A judge ruled Wednesday to grant a preliminary injunction, halting the construction of a new bridge in south Alabama because Alabama Department of Transportation (ALDOT) director John Cooper "acted in bad faith."
After seven days of hearings in the case of Baldwin County Bridge Company, LLC (BCBC) v. John R. Cooper, in his official capacity as director of ALDOT, the judge ruled on the side of BCBC.
BCBC filed the lawsuit to stop the construction of an ALDOT bridge that operators claim would put the Beach Express toll bridge out of business. BCBC has made several accusations against Cooper and his motivation behind wanting to build a new, free bridge.
Montgomery County Circuit Court Judge Jimmy Pool ordered Cooper to cease and desist from constructing the bridge, which Scott Bridge Company is building. Furthermore, Cooper is not allowed to take any steps with the bridge company that could directly or indirectly pursue the construction of what he called “Cooper Bridge.”
During testimony, information on traffic studies was presented by witnesses for ALDOT. The studies show the likely impact of the new bridge on Highway 59, an area ALDOT hopes to ease traffic on.
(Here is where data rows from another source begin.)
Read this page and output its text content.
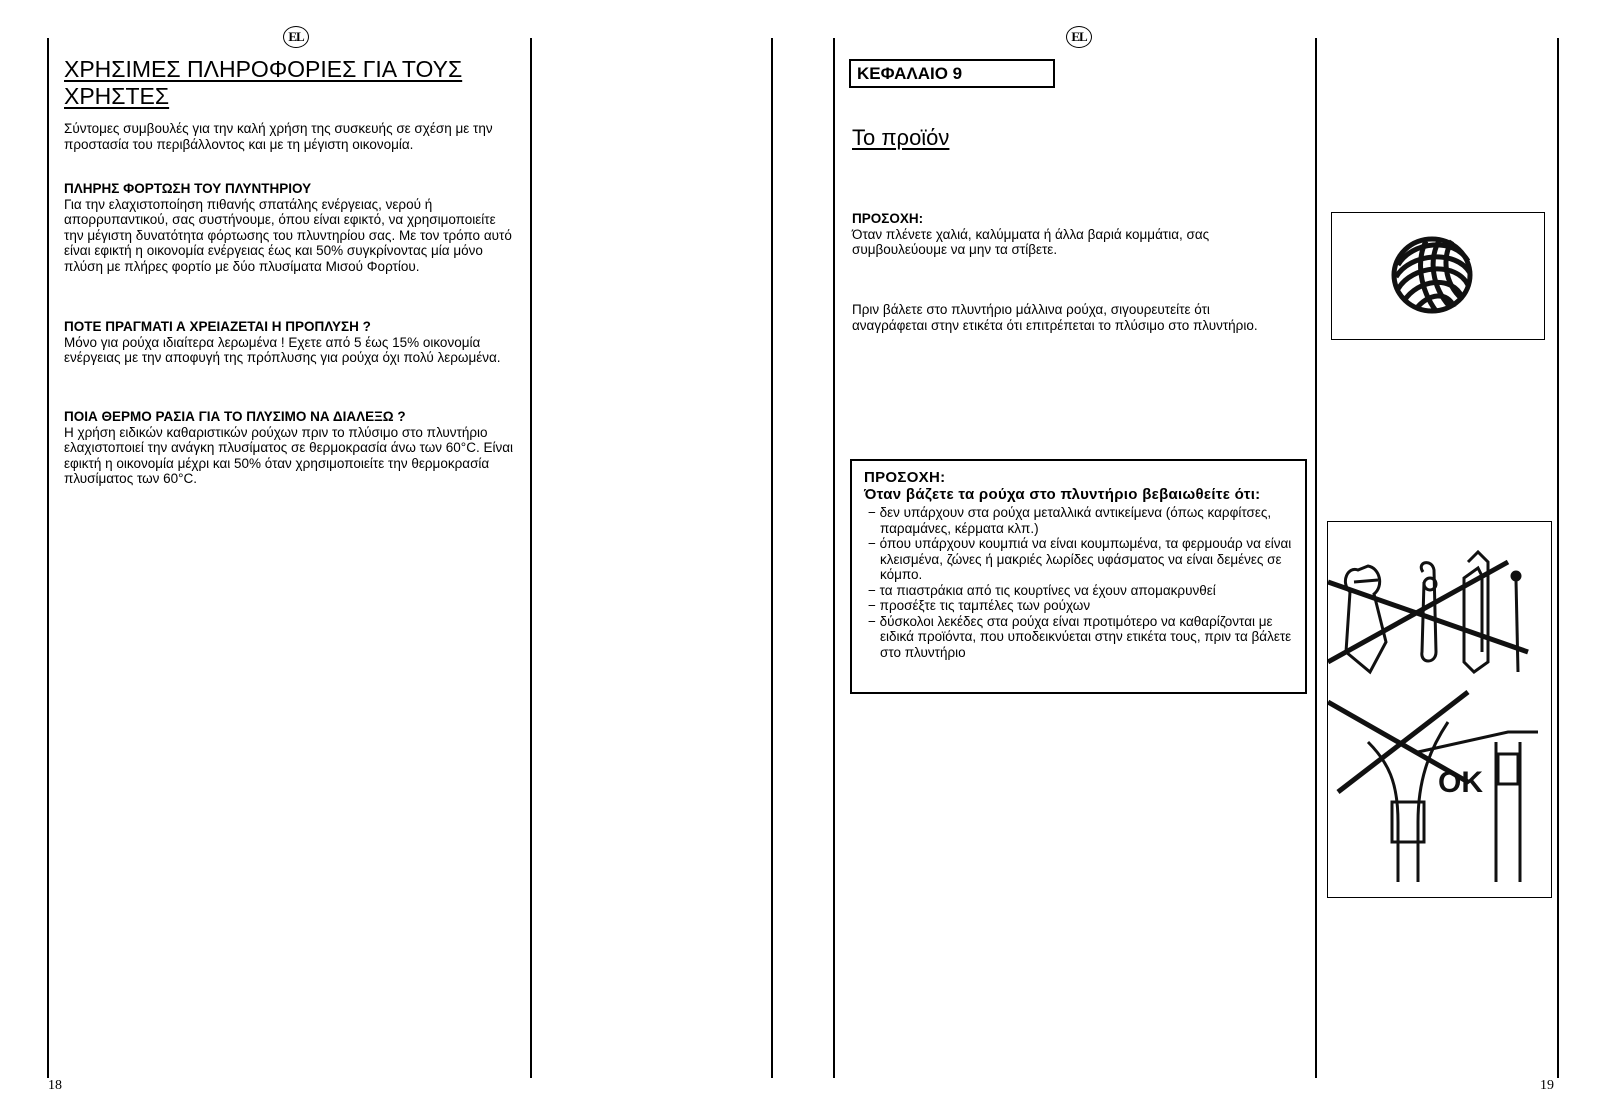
EL	EL
ΧΡΗΣΙΜΕΣ ΠΛΗΡΟΦΟΡΙΕΣ ΓΙΑ ΤΟΥΣ ΧΡΗΣΤΕΣ
Σύντομες συμβουλές για την καλή χρήση της συσκευής σε σχέση με την προστασία του περιβάλλοντος και με τη μέγιστη οικονομία.
ΠΛΗΡΗΣ ΦΟΡΤΩΣΗ ΤΟΥ ΠΛΥΝΤΗΡΙΟΥ
Για την ελαχιστοποίηση πιθανής σπατάλης ενέργειας, νερού ή απορρυπαντικού, σας συστήνουμε, όπου είναι εφικτό, να χρησιμοποιείτε την μέγιστη δυνατότητα φόρτωσης του πλυντηρίου σας. Με τον τρόπο αυτό είναι εφικτή η οικονομία ενέργειας έως και 50% συγκρίνοντας μία μόνο πλύση με πλήρες φορτίο με δύο πλυσίματα Μισού Φορτίου.
ΠΟΤΕ ΠΡΑΓΜΑΤΙ Α ΧΡΕΙΑΖΕΤΑΙ Η ΠΡΟΠΛΥΣΗ ?
Μόνο για ρούχα ιδιαίτερα λερωμένα ! Εχετε από 5 έως 15% οικονομία ενέργειας με την αποφυγή της πρόπλυσης για ρούχα όχι πολύ λερωμένα.
ΠΟΙΑ ΘΕΡΜΟ ΡΑΣΙΑ ΓΙΑ ΤΟ ΠΛΥΣΙΜΟ ΝΑ ΔΙΑΛΕΞΩ ?
Η χρήση ειδικών καθαριστικών ρούχων πριν το πλύσιμο στο πλυντήριο ελαχιστοποιεί την ανάγκη πλυσίματος σε θερμοκρασία άνω των 60°C. Είναι εφικτή η οικονομία μέχρι και 50% όταν χρησιμοποιείτε την θερμοκρασία πλυσίματος των 60°C.
18
ΚΕΦΑΛΑΙΟ 9
Το προϊόν
ΠΡΟΣΟΧΗ:
Όταν πλένετε χαλιά, καλύμματα ή άλλα βαριά κομμάτια, σας συμβουλεύουμε να μην τα στίβετε.
Πριν βάλετε στο πλυντήριο μάλλινα ρούχα, σιγουρευτείτε ότι αναγράφεται στην ετικέτα ότι επιτρέπεται το πλύσιμο στο πλυντήριο.
ΠΡΟΣΟΧΗ:
Όταν βάζετε τα ρούχα στο πλυντήριο βεβαιωθείτε ότι:
− δεν υπάρχουν στα ρούχα μεταλλικά αντικείμενα (όπως καρφίτσες, παραμάνες, κέρματα κλπ.)
− όπου υπάρχουν κουμπιά να είναι κουμπωμένα, τα φερμουάρ να είναι κλεισμένα, ζώνες ή μακριές λωρίδες υφάσματος να είναι δεμένες σε κόμπο.
− τα πιαστράκια από τις κουρτίνες να έχουν απομακρυνθεί
− προσέξτε τις ταμπέλες των ρούχων
− δύσκολοι λεκέδες στα ρούχα είναι προτιμότερο να καθαρίζονται με ειδικά προϊόντα, που υποδεικνύεται στην ετικέτα τους, πριν τα βάλετε στο πλυντήριο
OK
19
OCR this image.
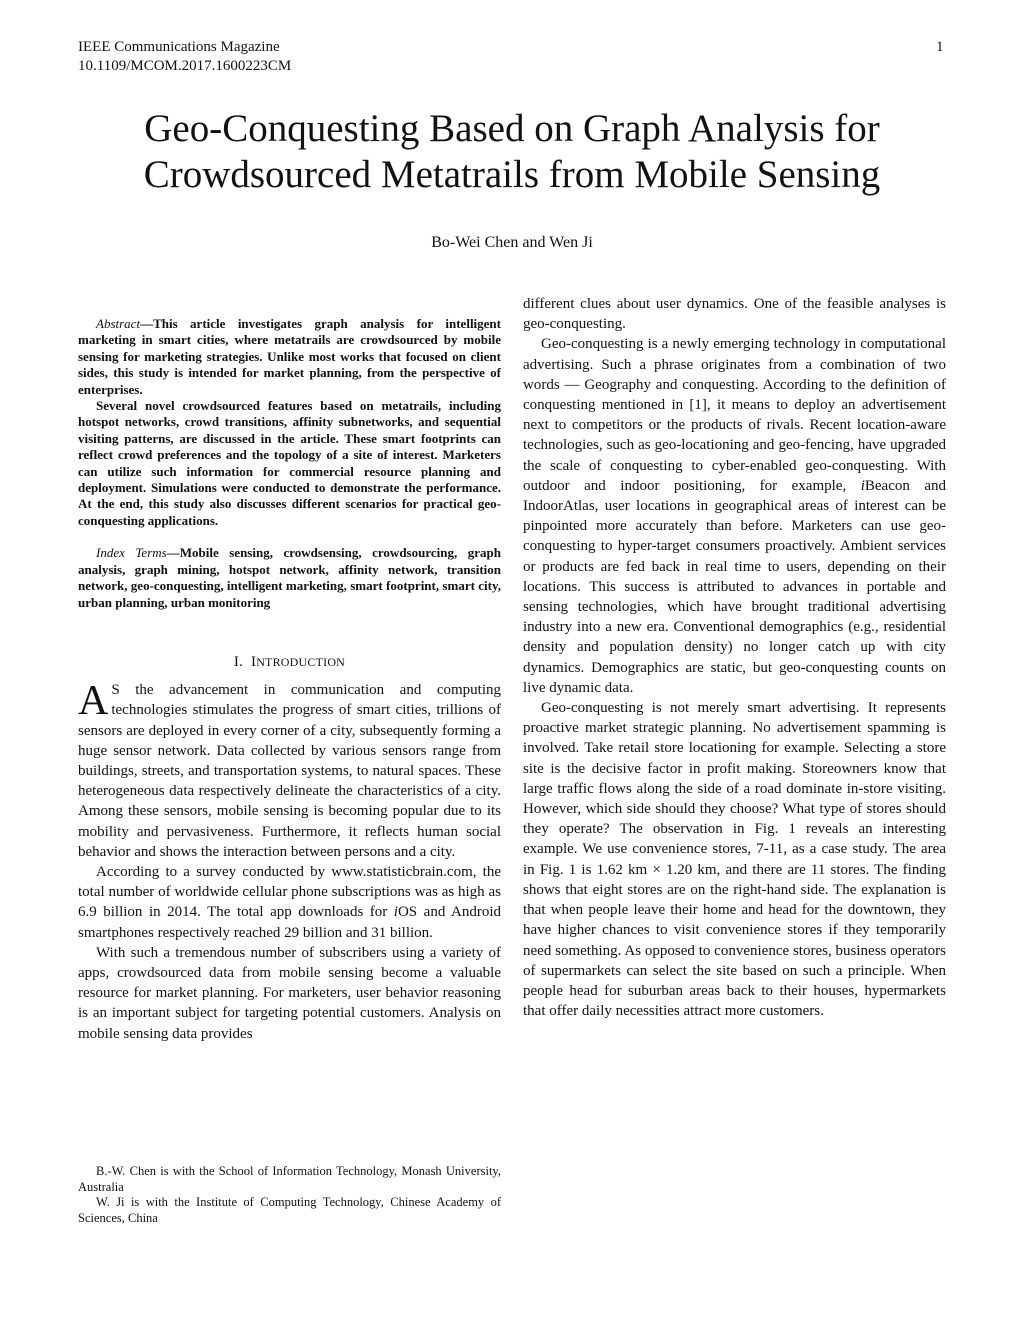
IEEE Communications Magazine
10.1109/MCOM.2017.1600223CM
1
Geo-Conquesting Based on Graph Analysis for
Crowdsourced Metatrails from Mobile Sensing
Bo-Wei Chen and Wen Ji

Abstract—This article investigates graph analysis for intelligent marketing in smart cities, where metatrails are crowdsourced by mobile sensing for marketing strategies. Unlike most works that focused on client sides, this study is intended for market planning, from the perspective of enterprises.

Several novel crowdsourced features based on metatrails, including hotspot networks, crowd transitions, affinity subnetworks, and sequential visiting patterns, are discussed in the article. These smart footprints can reflect crowd preferences and the topology of a site of interest. Marketers can utilize such information for commercial resource planning and deployment. Simulations were conducted to demonstrate the performance. At the end, this study also discusses different scenarios for practical geo-conquesting applications.

Index Terms—Mobile sensing, crowdsensing, crowdsourcing, graph analysis, graph mining, hotspot network, affinity network, transition network, geo-conquesting, intelligent marketing, smart footprint, smart city, urban planning, urban monitoring

I. INTRODUCTION

A S the advancement in communication and computing technologies stimulates the progress of smart cities, trillions of sensors are deployed in every corner of a city, subsequently forming a huge sensor network. Data collected by various sensors range from buildings, streets, and transportation systems, to natural spaces. These heterogeneous data respectively delineate the characteristics of a city. Among these sensors, mobile sensing is becoming popular due to its mobility and pervasiveness. Furthermore, it reflects human social behavior and shows the interaction between persons and a city.

According to a survey conducted by www.statisticbrain.com, the total number of worldwide cellular phone subscriptions was as high as 6.9 billion in 2014. The total app downloads for iOS and Android smartphones respectively reached 29 billion and 31 billion.

With such a tremendous number of subscribers using a variety of apps, crowdsourced data from mobile sensing become a valuable resource for market planning. For marketers, user behavior reasoning is an important subject for targeting potential customers. Analysis on mobile sensing data provides

different clues about user dynamics. One of the feasible analyses is geo-conquesting.

Geo-conquesting is a newly emerging technology in computational advertising. Such a phrase originates from a combination of two words — Geography and conquesting. According to the definition of conquesting mentioned in [1], it means to deploy an advertisement next to competitors or the products of rivals. Recent location-aware technologies, such as geo-locationing and geo-fencing, have upgraded the scale of conquesting to cyber-enabled geo-conquesting. With outdoor and indoor positioning, for example, iBeacon and IndoorAtlas, user locations in geographical areas of interest can be pinpointed more accurately than before. Marketers can use geo-conquesting to hyper-target consumers proactively. Ambient services or products are fed back in real time to users, depending on their locations. This success is attributed to advances in portable and sensing technologies, which have brought traditional advertising industry into a new era. Conventional demographics (e.g., residential density and population density) no longer catch up with city dynamics. Demographics are static, but geo-conquesting counts on live dynamic data.

Geo-conquesting is not merely smart advertising. It represents proactive market strategic planning. No advertisement spamming is involved. Take retail store locationing for example. Selecting a store site is the decisive factor in profit making. Storeowners know that large traffic flows along the side of a road dominate in-store visiting. However, which side should they choose? What type of stores should they operate? The observation in Fig. 1 reveals an interesting example. We use convenience stores, 7-11, as a case study. The area in Fig. 1 is 1.62 km × 1.20 km, and there are 11 stores. The finding shows that eight stores are on the right-hand side. The explanation is that when people leave their home and head for the downtown, they have higher chances to visit convenience stores if they temporarily need something. As opposed to convenience stores, business operators of supermarkets can select the site based on such a principle. When people head for suburban areas back to their houses, hypermarkets that offer daily necessities attract more customers.

B.-W. Chen is with the School of Information Technology, Monash University, Australia

W. Ji is with the Institute of Computing Technology, Chinese Academy of Sciences, China
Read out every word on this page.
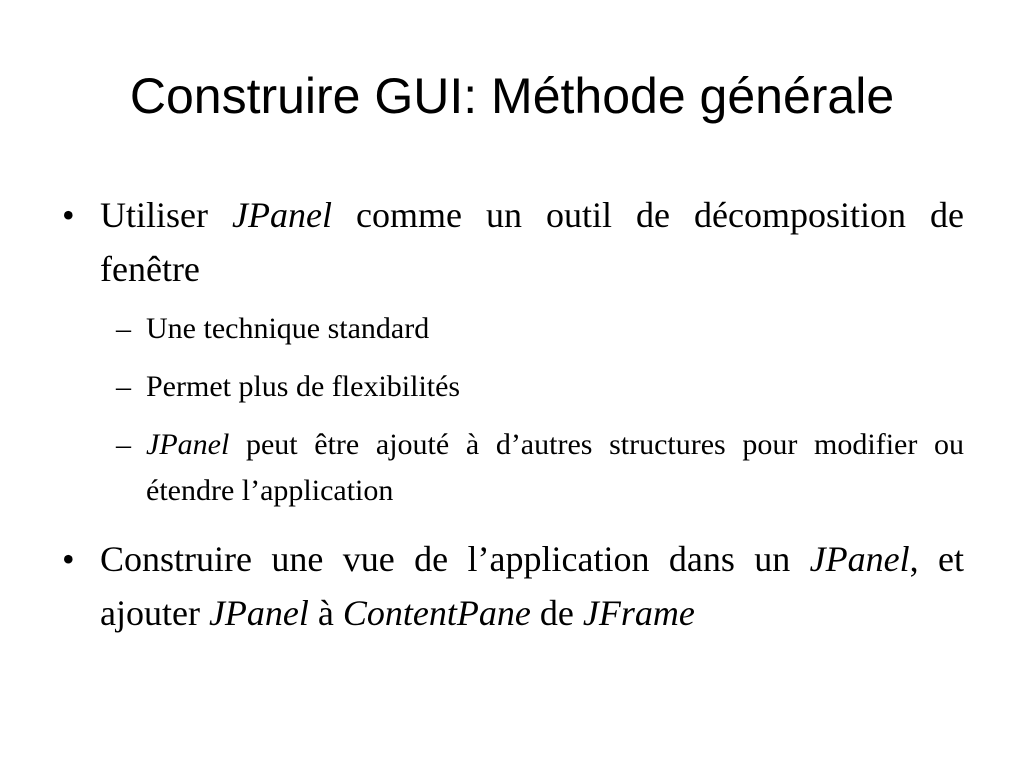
Construire GUI: Méthode générale
• Utiliser JPanel comme un outil de décomposition de fenêtre
– Une technique standard
– Permet plus de flexibilités
– JPanel peut être ajouté à d’autres structures pour modifier ou étendre l’application
• Construire une vue de l’application dans un JPanel, et ajouter JPanel à ContentPane de JFrame
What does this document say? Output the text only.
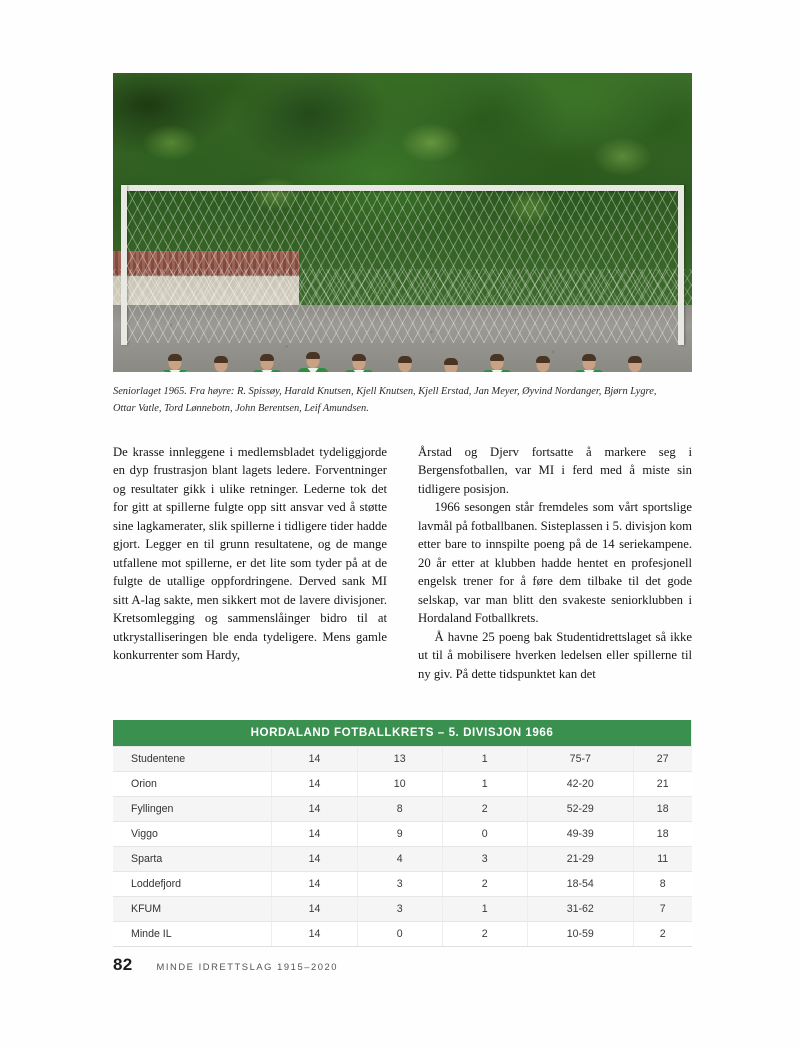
Seniorlaget 1965. Fra høyre: R. Spissøy, Harald Knutsen, Kjell Knutsen, Kjell Erstad, Jan Meyer, Øyvind Nordanger, Bjørn Lygre, Ottar Vatle, Tord Lønnebotn, John Berentsen, Leif Amundsen.

De krasse innleggene i medlemsbladet tydeliggjorde en dyp frustrasjon blant lagets ledere. Forventninger og resultater gikk i ulike retninger. Lederne tok det for gitt at spillerne fulgte opp sitt ansvar ved å støtte sine lagkamerater, slik spillerne i tidligere tider hadde gjort. Legger en til grunn resultatene, og de mange utfallene mot spillerne, er det lite som tyder på at de fulgte de utallige oppfordringene. Derved sank MI sitt A-lag sakte, men sikkert mot de lavere divisjoner. Kretsomlegging og sammenslåinger bidro til at utkrystalliseringen ble enda tydeligere. Mens gamle konkurrenter som Hardy,

Årstad og Djerv fortsatte å markere seg i Bergensfotballen, var MI i ferd med å miste sin tidligere posisjon.

1966 sesongen står fremdeles som vårt sportslige lavmål på fotballbanen. Sisteplassen i 5. divisjon kom etter bare to innspilte poeng på de 14 seriekampene. 20 år etter at klubben hadde hentet en profesjonell engelsk trener for å føre dem tilbake til det gode selskap, var man blitt den svakeste seniorklubben i Hordaland Fotballkrets.

Å havne 25 poeng bak Studentidrettslaget så ikke ut til å mobilisere hverken ledelsen eller spillerne til ny giv. På dette tidspunktet kan det

HORDALAND FOTBALLKRETS – 5. DIVISJON 1966					
Studentene	14	13	1	75-7	27
Orion	14	10	1	42-20	21
Fyllingen	14	8	2	52-29	18
Viggo	14	9	0	49-39	18
Sparta	14	4	3	21-29	11
Loddefjord	14	3	2	18-54	8
KFUM	14	3	1	31-62	7
Minde IL	14	0	2	10-59	2
82	MINDE IDRETTSLAG 1915–2020
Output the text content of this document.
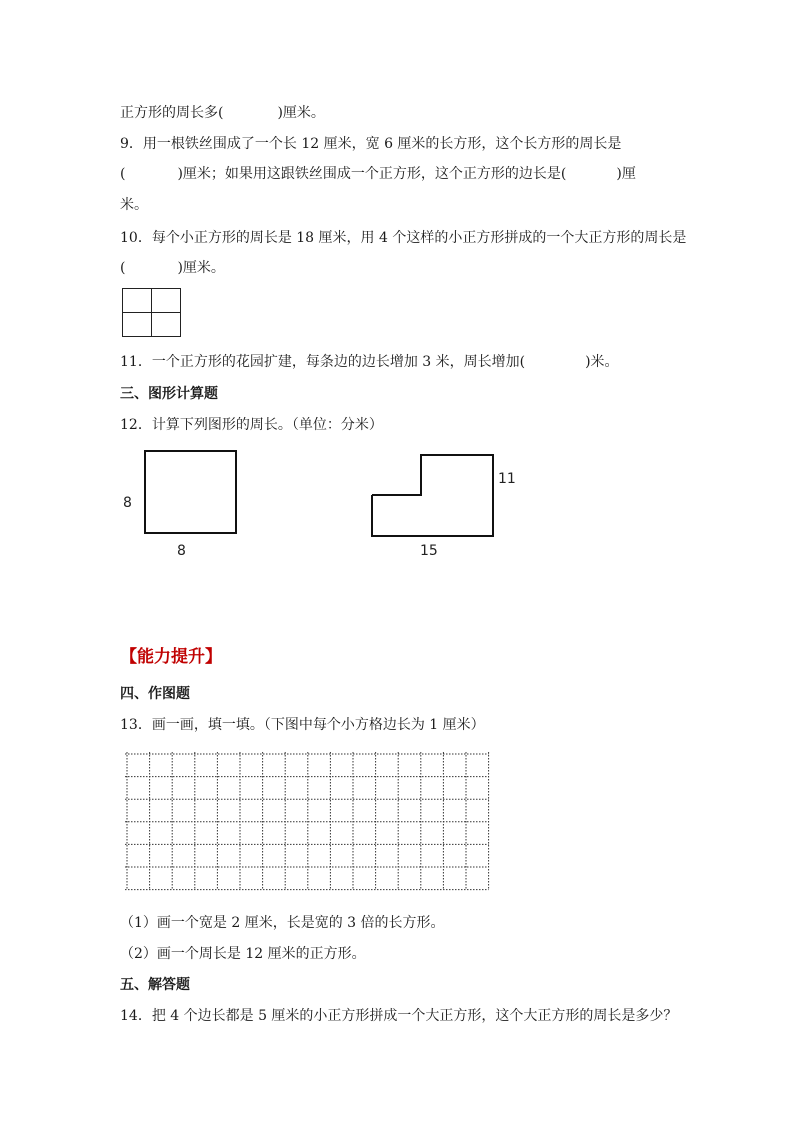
正方形的周长多(	)厘米。
9．用一根铁丝围成了一个长 12 厘米，宽 6 厘米的长方形，这个长方形的周长是
(	)厘米；如果用这跟铁丝围成一个正方形，这个正方形的边长是(	)厘
米。
10．每个小正方形的周长是 18 厘米，用 4 个这样的小正方形拼成的一个大正方形的周长是
(	)厘米。
11．一个正方形的花园扩建，每条边的边长增加 3 米，周长增加(	)米。
三、图形计算题
12．计算下列图形的周长。（单位：分米）
8
8
11
15
【能力提升】
四、作图题
13．画一画，填一填。（下图中每个小方格边长为 1 厘米）
（1）画一个宽是 2 厘米，长是宽的 3 倍的长方形。
（2）画一个周长是 12 厘米的正方形。
五、解答题
14．把 4 个边长都是 5 厘米的小正方形拼成一个大正方形，这个大正方形的周长是多少？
However, BCBC has offered to expand lanes and give all Baldwin County residents a free pass. Judge Pool asked during the hearings if a study had been done on that scenario, and an expert witness answered no.
Cooper himself took the stand and explained his history with ALDOT and his experience on projects. He said since he was appointed director, he had been aware of traffic problems on Highway 59 in Baldwin County. Cooper claimed he approached BCBC and asked them to lower the toll, increase toll booths and add lanes. However, he said the company increased the toll, leading to toll avoidance. He said attempts to negotiate with BCBC have been unsuccessful.
In the 79-page order, Pool stated, “[E]vidence overwhelmingly demonstrates that Director Cooper has acted in bad faith towards BCBC in connection with his decision to build a new bridge.”
Ike Scott of Scott Bridge Company told 1819 News previously that the project would relieve traffic and help people escape danger during hurricane threats.